For blog posts, most ideas come from either reading online or teaching. I also try to publish mini guitar lessons. This is like what you would give if we talked for a few minutes.


For books, it’s either something I’m working on privately or a gap in the market. For example, the partial chords eBook came about after I experimented with chord voicings. After finding a few ideas, I decided to write a book.


The Latin Guitar Styles eBook, however, was born out a need I spotted. I spent quite a bit of time learning the basics of a few different Latin styles in order to be able to pass that on.



Session Work

As every session guitarists will practice completely differently, this is my take. Plus it’s the most fun!


I will often play along with the radio. The idea is to the key and a guitar part within a bar or two. For example, with a funky song, I’ll find something simple to play.


However, for a slower song, I might find an easy finger picking pattern. Most of the time, I’m just trying to find a part that works for that song!


Session work, for the most part, is like this. You have to be able to think fast!

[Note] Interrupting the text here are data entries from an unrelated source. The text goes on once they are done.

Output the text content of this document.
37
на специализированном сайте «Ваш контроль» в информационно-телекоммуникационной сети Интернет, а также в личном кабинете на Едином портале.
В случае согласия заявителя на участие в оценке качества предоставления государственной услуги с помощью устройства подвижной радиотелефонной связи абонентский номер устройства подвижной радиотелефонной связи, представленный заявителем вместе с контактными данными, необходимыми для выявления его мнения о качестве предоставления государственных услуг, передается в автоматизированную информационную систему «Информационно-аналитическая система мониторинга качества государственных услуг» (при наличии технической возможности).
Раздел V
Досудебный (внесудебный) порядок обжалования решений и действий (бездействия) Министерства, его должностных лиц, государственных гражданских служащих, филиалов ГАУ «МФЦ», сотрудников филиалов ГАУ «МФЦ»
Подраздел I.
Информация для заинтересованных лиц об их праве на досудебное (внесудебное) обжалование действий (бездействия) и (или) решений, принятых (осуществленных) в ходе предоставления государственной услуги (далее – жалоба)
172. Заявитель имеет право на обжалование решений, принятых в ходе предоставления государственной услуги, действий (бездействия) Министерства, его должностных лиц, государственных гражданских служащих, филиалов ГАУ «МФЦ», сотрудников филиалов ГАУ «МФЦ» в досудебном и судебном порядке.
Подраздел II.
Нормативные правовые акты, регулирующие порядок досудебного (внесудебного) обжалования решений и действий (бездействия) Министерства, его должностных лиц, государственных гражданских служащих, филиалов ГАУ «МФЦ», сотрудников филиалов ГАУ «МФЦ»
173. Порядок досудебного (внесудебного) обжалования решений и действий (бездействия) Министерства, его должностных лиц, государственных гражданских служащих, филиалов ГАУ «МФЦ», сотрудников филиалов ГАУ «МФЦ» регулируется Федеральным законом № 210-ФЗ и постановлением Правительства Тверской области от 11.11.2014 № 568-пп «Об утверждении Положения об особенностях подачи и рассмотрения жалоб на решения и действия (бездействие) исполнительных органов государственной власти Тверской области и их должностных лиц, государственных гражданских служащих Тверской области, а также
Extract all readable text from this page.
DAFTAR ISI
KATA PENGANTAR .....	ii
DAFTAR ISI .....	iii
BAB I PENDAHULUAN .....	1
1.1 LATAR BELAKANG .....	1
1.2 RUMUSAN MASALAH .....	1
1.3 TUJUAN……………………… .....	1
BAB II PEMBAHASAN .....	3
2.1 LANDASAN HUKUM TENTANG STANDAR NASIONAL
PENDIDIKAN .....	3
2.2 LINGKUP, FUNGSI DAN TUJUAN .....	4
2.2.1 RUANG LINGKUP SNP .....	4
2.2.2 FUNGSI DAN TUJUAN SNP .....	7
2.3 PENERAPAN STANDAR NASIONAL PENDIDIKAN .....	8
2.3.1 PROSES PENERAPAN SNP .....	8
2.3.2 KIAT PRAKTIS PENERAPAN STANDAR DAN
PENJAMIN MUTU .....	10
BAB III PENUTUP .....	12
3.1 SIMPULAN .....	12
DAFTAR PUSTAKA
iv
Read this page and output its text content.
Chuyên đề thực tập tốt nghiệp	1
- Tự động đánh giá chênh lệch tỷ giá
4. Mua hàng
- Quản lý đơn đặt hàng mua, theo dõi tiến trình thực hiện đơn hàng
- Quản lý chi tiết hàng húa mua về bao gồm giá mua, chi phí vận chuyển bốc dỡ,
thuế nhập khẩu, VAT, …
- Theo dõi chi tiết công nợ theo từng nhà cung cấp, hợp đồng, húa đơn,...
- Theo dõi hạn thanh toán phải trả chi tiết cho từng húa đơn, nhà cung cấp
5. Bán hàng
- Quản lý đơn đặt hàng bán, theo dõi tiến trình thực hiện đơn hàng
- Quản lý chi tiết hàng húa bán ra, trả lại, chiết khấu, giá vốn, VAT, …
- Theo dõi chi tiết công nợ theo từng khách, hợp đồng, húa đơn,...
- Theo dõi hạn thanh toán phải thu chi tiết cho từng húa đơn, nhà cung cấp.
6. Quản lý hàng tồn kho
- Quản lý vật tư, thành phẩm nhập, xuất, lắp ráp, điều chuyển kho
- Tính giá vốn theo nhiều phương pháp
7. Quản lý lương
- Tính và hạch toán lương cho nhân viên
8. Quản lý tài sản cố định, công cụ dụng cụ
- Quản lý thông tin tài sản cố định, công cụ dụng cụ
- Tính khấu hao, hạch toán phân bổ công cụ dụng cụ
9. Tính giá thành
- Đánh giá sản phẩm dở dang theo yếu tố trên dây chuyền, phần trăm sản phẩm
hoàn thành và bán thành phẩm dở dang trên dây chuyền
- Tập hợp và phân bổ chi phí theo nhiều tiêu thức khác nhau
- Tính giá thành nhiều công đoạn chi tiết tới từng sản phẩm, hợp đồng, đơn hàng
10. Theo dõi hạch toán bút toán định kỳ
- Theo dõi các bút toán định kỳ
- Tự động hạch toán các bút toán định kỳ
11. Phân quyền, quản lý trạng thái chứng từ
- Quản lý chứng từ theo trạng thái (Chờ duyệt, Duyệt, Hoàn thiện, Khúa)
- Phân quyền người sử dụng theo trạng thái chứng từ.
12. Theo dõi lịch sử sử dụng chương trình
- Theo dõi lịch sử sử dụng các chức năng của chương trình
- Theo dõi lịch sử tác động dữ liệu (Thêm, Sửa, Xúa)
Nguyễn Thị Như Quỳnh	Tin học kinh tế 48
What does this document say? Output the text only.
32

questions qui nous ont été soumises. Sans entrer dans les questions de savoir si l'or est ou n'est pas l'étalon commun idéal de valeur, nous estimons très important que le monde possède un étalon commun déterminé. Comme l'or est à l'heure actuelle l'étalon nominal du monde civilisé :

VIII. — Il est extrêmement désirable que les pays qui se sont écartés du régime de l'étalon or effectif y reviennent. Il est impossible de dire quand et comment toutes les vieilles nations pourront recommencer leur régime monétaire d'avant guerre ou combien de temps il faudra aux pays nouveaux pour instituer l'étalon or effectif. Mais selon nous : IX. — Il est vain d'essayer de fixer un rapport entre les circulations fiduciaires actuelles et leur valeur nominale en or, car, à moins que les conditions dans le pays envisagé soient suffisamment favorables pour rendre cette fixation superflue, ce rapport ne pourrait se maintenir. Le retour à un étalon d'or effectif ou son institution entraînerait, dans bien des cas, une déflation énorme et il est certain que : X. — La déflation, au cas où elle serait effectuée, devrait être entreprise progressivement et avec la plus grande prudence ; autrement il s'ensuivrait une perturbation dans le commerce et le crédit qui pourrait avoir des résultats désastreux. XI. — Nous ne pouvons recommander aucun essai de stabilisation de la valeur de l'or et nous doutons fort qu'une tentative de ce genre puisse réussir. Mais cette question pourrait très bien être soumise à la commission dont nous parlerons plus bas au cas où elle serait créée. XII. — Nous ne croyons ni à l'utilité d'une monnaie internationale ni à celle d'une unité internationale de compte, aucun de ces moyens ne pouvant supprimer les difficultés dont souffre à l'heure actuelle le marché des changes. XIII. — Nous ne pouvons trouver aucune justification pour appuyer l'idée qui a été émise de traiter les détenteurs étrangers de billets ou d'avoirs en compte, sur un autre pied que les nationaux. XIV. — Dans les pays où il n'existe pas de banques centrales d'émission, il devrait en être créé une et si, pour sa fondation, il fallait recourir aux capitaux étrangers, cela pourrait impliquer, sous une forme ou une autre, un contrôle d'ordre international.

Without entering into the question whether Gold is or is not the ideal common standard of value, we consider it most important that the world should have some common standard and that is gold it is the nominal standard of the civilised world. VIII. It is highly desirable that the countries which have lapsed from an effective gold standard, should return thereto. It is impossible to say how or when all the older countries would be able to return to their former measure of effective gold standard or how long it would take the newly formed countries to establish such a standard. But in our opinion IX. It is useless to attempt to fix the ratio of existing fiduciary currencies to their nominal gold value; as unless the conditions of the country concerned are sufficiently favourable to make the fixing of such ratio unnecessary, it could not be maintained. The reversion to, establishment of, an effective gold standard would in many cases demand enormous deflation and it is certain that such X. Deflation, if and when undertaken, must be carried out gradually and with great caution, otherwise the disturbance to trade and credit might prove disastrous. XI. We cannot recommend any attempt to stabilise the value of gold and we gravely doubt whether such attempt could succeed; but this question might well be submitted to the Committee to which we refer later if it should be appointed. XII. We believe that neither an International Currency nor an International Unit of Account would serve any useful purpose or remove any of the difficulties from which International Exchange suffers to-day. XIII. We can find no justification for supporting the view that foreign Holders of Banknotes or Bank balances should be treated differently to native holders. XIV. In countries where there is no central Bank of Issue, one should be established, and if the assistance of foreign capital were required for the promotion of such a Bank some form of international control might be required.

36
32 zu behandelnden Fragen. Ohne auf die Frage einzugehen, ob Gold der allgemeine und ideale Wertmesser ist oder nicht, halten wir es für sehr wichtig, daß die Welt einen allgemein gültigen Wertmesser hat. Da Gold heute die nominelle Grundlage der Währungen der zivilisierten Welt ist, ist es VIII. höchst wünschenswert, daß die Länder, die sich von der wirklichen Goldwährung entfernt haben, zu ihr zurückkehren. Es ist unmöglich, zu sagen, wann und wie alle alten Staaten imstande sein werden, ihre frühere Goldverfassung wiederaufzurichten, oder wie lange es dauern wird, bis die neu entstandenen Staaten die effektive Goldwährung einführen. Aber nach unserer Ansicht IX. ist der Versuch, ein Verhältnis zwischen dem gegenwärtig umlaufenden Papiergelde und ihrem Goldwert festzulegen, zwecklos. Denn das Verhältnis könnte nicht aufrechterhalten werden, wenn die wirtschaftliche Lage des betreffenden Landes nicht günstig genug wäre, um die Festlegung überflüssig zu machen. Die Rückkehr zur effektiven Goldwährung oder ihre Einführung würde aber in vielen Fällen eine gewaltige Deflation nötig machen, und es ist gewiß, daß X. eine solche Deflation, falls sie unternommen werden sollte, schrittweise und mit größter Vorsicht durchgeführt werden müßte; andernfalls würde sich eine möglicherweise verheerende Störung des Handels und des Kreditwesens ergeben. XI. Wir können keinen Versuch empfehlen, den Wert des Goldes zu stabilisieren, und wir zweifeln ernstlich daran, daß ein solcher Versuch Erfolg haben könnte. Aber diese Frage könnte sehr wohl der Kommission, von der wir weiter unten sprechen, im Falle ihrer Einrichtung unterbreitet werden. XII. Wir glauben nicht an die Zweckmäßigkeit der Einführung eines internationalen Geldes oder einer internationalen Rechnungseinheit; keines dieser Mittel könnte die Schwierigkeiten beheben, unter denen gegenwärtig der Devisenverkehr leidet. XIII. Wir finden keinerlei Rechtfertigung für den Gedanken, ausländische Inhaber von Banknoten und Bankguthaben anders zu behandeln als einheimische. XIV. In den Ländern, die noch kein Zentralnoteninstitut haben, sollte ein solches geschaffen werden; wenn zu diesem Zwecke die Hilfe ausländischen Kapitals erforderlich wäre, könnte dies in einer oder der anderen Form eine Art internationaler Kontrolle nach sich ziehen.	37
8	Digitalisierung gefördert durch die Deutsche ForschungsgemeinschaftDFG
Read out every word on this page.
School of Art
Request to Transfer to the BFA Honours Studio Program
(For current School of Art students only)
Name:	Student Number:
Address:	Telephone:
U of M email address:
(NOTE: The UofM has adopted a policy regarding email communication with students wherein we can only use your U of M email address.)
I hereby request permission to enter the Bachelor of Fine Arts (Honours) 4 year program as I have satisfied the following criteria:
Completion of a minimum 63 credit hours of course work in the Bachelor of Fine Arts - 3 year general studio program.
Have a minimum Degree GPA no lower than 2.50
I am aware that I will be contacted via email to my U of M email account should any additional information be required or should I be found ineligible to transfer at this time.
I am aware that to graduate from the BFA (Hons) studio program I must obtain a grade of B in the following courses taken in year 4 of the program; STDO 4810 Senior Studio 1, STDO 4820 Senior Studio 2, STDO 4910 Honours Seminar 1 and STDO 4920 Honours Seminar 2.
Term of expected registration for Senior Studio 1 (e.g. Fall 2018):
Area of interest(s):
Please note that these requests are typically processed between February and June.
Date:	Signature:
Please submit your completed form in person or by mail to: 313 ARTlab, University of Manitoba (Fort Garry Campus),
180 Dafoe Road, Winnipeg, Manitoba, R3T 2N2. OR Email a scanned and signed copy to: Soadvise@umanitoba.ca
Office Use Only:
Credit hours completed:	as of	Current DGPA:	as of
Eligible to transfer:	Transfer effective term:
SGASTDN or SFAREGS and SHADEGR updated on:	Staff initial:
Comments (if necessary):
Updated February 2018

Other times, I might experiment with guitar gear and try to create new sounds.


I also spend quite a large chunk of this time work on arranging. For example, I might take a simple chord pattern and find four guitar parts. I’ll then try to record my arrangement (I’m runing a PC with Cubase for recording session).


After recording, I’ll analyse it and try to find better guitar tones, different parts that complement the guitar part better. My goal is to always be refining how I work, play and create.



Show (business)!

While I’ve asked many session guitarists how they practice for upcoming shows, the answer’s similar. It depends on how long you’ve been working with the artist, the setlist, the band line up, etc.


While I’ve asked many session guitarists how they practice for upcoming shows, the answer’s similar. It depends on how long you’ve been working with the artist, the setlist, the band line up, etc.


Acoustic shows

For an acoustic show with me and the artist, I’ll first write out the songs. Then for each song, I’ll work on sections until I’m confident. With the song arranged for the situation, I’ll slowly start to play through each song.


My aim is to get the song sounding great so that it provides the artist with a firm base in which to do their thing! I’ll also come up with a few different arrangement ideas. It’s often the case that a song needs tweaking in order to work in an acoustic setting.


Band gigs

If I’m working towards a band gig, I’ll start by learning the basic chord pattern. Sometimes the artist wants a new guitar part, and so learning the chart gives me a firm base to create new options.


I try to lock down the song sections, form and the shape of the song (i.e. are we getting real loud for the choruses and then pulling back for the verses).


Next, I learn the parts and try to dial in the tones, trying to get as close to the CD as possible. If there’s space for a solo, I’ll use some time to come up with some ideas.



If I’ve been playing that artist for a few months or years, I’ll review the material a few days before ensuring I have enough time to practice the songs up to a high standard. There’s always room for improvement, and that’s why I keep practicing.



Different types of practice

I hope you’ve learnt about how session guitarists practice. Also, hopefully, you’ve picked up some tips, now it’s time to practice. How are you practicing?